Everything was fine for a few years until I noticed Regan breathing heavily. She was only about 6 years old. Turns out, she had congestive heart failure and wasn't going to come home with me. The vet warned me against being in the room with her when she was put down because with heart problems "there's a lot of gasping." There was no way I was going to put myself through that, so I sat there with her for a long time and said my final goodbyes. She was a great kitty with a funny square mouth and I miss her all the time.

Cat #7: New Kitty.
I adopted New Kitty from the most reputable shelter in the area - a gorgeous, no-kill place. She was a short-hair tortoiseshell and super sweet. Merlin tolerated her just fine. He's really too big to care about anything other than himself. After about a year, though, New Kitty's personality started to change. She'd attack me every time I walked by (yes, she had claws), and she was starting to bite. Not nibble. Bite. It was vicious and I was starting to relate to the stories of people being afraid of cats because of a nasty attack. New Kitty was only 10 pounds, but she was a bad ass.
One night she was up on my bed and I purposely wasn't looking at her because I knew she'd jump me. She jumped me anyway, dug her claws all the way into my arm, then her 2 front fangy teeth. I pushed her off the bed with a loud "NO!" and my finger pointing at her and you know what she did? That little bitch jumped back up on the bed and shredded my ass.
The next day she was on a ride back to the shelter.
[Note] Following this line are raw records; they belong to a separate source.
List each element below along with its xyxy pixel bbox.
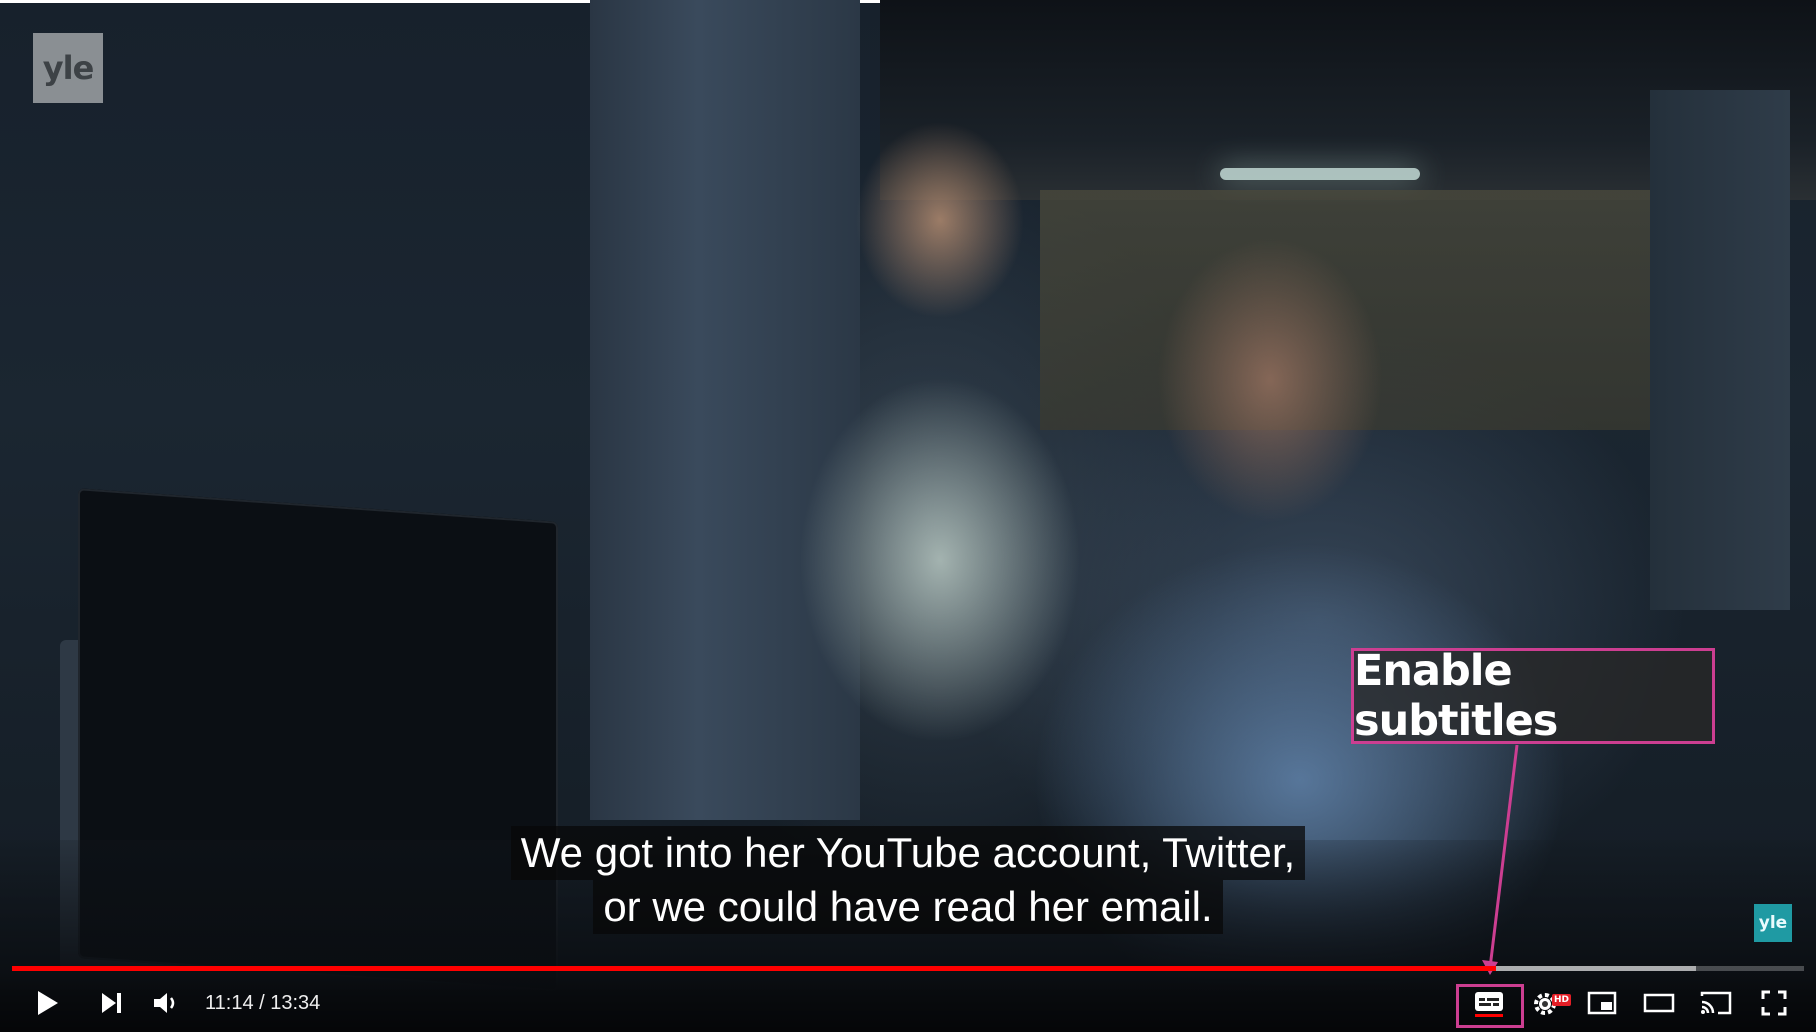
progress-bar[interactable]: [12, 966, 1804, 971]
theater-mode-button[interactable]: [1636, 974, 1682, 1032]
next-icon: [102, 993, 121, 1013]
subtitle-line-1: We got into her YouTube account, Twitter…: [510, 826, 1306, 880]
current-time: 11:14: [205, 991, 254, 1014]
next-button[interactable]: [92, 974, 132, 1032]
scene-ceiling-light: [1220, 168, 1420, 180]
miniplayer-icon: [1587, 991, 1617, 1015]
subtitle-line-2: or we could have read her email.: [593, 880, 1223, 934]
cast-icon: [1700, 991, 1732, 1015]
play-icon: [38, 991, 58, 1015]
fullscreen-button[interactable]: [1752, 974, 1796, 1032]
play-button[interactable]: [28, 974, 68, 1032]
subtitles-cc-icon: [1475, 992, 1503, 1017]
miniplayer-button[interactable]: [1580, 974, 1624, 1032]
settings-button[interactable]: HD: [1524, 974, 1572, 1032]
progress-played: [12, 966, 1496, 971]
player-controls: 11:14 / 13:34 HD: [0, 974, 1816, 1032]
channel-logo: yle: [33, 33, 103, 103]
annotation-callout: Enable subtitles: [1351, 646, 1715, 746]
cast-button[interactable]: [1694, 974, 1738, 1032]
volume-icon: [154, 993, 175, 1013]
subtitle-caption: We got into her YouTube account, Twitter…: [0, 826, 1816, 934]
scene-pillar-right: [1650, 90, 1790, 610]
theater-mode-icon: [1643, 993, 1675, 1013]
volume-button[interactable]: [146, 974, 186, 1032]
subtitles-button[interactable]: [1466, 974, 1512, 1032]
duration: 13:34: [270, 991, 321, 1014]
time-display: 11:14 / 13:34: [205, 974, 320, 1032]
time-separator: /: [253, 991, 271, 1014]
fullscreen-icon: [1761, 990, 1787, 1016]
hd-badge: HD: [1552, 994, 1572, 1006]
video-player[interactable]: yle yle We got into her YouTube account,…: [0, 0, 1816, 1032]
Today, I only have Merlin, but he's more than enough. He's now 39 pounds, a real kitty heifer, but he's a great cat. He doesn't even care that I got a fish tank - all that entertainment, wasted. My friend who goes with me to put my cats down once knew she had to start making jokes or I'd drowned myself in red wine.
"You know, you could start a business, considering the crap luck you have with cats. My sister's cat is 22, incontinent, blind, deaf, shits outside the litter box, but refuses to die. One day with you and that cat would finally succumb. Hey, you should start a Kitty be Gone website. Got a cat you want to get rid of? Tired of that pesky pet hair? Call 1-800-KTY-BGON."
As harsh as it sounds, it was the perfect thing to pull me out of my funk. And, once you've 'killed' as many cats as I have you start to get a little numb about it. I tell myself that the cat, while alive, had a much better life with me than anyone else, and there are millions of others out there needing a good home.

If I ever have a cat live past 10, I'm writing Guinness. Merlie's pushing that now, so keep your fingers crossed. Otherwise, you'll probably see me down at the shelter again, casting my shitty luck on the next unsuspecting victim.